Question 2. Does the acquisition of some UAE investors of diminished assets of struggling foreign companies -- like the recent deal of Aabar in Daimler and the UAE's intention to buy a share in Opel -- create a risk for Arab funds? Do such acquisitions reflect the determination of the Arab investor to invest far from home?
There is no risk-free investment around the world, whether at ordinary times or times of crisis, and it is important that risks should be well calculated. Thus, there is no crisis without opportunities. The smart investor is the one who seizes promising opportunities. UAE investors do not invest in collapsing companies; their investments are well researched, and well thought-out, and made in companies that have strong productive assets like the companies mentioned by you.
Question 3. There were several attempts by the United States and some other European states to make Arab states partake in helping the industrialized world to get out of the international financial crisis -- the latest outreach was that of Britain's Prime Minister to some GCC states. Do you accept such participation? And do you consider it fair?

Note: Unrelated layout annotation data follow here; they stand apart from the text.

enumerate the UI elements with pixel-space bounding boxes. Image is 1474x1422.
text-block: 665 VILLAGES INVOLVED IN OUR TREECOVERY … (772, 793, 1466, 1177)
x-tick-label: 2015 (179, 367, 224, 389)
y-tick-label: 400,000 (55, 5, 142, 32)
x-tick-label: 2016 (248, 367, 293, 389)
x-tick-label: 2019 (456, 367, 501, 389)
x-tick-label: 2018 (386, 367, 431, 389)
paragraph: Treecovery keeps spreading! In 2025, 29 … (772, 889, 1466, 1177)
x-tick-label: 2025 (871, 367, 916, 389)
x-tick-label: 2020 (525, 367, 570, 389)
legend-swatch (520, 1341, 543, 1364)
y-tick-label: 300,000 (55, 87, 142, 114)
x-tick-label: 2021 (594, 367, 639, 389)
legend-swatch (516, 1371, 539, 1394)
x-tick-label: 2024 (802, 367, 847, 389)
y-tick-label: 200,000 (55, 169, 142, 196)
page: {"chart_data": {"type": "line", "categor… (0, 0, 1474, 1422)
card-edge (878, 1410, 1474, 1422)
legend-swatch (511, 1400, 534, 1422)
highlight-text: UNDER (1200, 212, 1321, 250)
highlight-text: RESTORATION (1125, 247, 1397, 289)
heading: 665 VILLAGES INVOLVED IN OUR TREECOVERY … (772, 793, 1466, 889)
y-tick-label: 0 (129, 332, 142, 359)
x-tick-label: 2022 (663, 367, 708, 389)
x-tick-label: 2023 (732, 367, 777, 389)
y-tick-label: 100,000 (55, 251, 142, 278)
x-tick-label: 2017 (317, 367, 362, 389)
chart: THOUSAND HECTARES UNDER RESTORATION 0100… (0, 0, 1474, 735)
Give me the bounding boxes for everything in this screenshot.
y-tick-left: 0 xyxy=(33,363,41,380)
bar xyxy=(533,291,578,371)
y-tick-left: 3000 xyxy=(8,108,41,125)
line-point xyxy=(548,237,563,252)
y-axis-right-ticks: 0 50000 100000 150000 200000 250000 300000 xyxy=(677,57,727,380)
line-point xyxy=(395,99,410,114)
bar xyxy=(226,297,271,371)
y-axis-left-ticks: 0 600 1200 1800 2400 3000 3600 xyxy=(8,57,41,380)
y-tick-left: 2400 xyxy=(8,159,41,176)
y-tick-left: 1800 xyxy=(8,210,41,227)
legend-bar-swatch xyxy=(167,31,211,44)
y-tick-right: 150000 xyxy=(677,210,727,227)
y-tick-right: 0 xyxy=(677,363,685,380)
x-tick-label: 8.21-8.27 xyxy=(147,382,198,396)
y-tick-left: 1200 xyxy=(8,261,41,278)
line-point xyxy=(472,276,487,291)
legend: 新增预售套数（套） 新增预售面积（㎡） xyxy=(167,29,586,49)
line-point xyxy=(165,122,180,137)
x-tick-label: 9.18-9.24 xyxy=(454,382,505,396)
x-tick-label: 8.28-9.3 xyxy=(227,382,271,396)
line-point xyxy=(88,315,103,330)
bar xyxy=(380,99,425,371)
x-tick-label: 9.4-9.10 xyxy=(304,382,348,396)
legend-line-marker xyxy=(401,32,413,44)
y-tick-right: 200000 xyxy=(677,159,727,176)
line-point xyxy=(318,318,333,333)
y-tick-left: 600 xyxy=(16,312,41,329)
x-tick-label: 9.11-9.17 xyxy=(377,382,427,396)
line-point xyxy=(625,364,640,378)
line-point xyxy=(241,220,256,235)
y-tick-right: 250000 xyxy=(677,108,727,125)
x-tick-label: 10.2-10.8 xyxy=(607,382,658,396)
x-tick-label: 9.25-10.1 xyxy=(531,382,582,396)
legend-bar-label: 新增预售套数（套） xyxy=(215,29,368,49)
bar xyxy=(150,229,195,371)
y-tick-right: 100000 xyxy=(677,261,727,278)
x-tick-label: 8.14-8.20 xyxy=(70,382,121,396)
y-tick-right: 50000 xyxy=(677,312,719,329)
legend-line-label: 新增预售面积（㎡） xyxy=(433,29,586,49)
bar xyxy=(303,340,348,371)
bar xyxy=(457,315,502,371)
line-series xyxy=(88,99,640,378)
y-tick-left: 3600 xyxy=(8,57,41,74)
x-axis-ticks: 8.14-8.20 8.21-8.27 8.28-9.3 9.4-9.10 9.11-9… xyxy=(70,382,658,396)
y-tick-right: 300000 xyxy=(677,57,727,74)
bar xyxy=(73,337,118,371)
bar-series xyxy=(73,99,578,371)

The purpose of such visits was neither partaking nor making the Arab states pay the price of salvaging the industrialized world. Some people presume that the Arab financial might is extraordinary and has a huge influence on the world economy. We wish that such conceptions were indeed accurate. Arab financial power is important, but it is modest when compared with the world economy. You may remember that Saudi Arabia was the only Arab country to take part in the recent G20 Summit in London, while there were several countries from Asia, Latin America as well as Europe and North America.
Question 4. A number of Egyptian ministers spoke recently about an imminent return of a big number of Egyptian expatriates working in the GCC countries, which might create a new challenge to the Egyptian economy. What is your forecast about the number of returning laborers from public and private institutions in the UAE? Are there any plans to maintain the presence of such force in the public institutions?
The number of lay-offs is not big and does not constitute a high percentage in the expatriate labor force, including Egyptians. There are no lay-offs in the public sector and while some jobs were cancelled in some crisis-hit companies, a lot of vacancies are available at other companies. I am sure that recruitment levels will return to their earlier status within a short time. The worst days of the crisis have gone, and the local and international economic recession is a temporary one. There are also some indications that the world economic recovery will start early next year.
Question 5 .What is the fate of the GCC common currency after the global financial crisis? Does the postponement of its proposed launch in 2010 suggest a kind of undesignated delay or there will be some new plans to make this currency see the light?
There is no retraction on the GCC common currency. The concerned authorities in the GCC have achieved a lot with regard to regulatory and technical requirements. Not launching the GCC common currency at the beginning of 2010 does not mean undesignated delay. The issuance of any common currency for any economic entity takes a long time with regard to professional procedures and successful implementation. I would like you to remember the European experience in this respect -- and the long time and relentless work that was needed to finally come out with the Euro.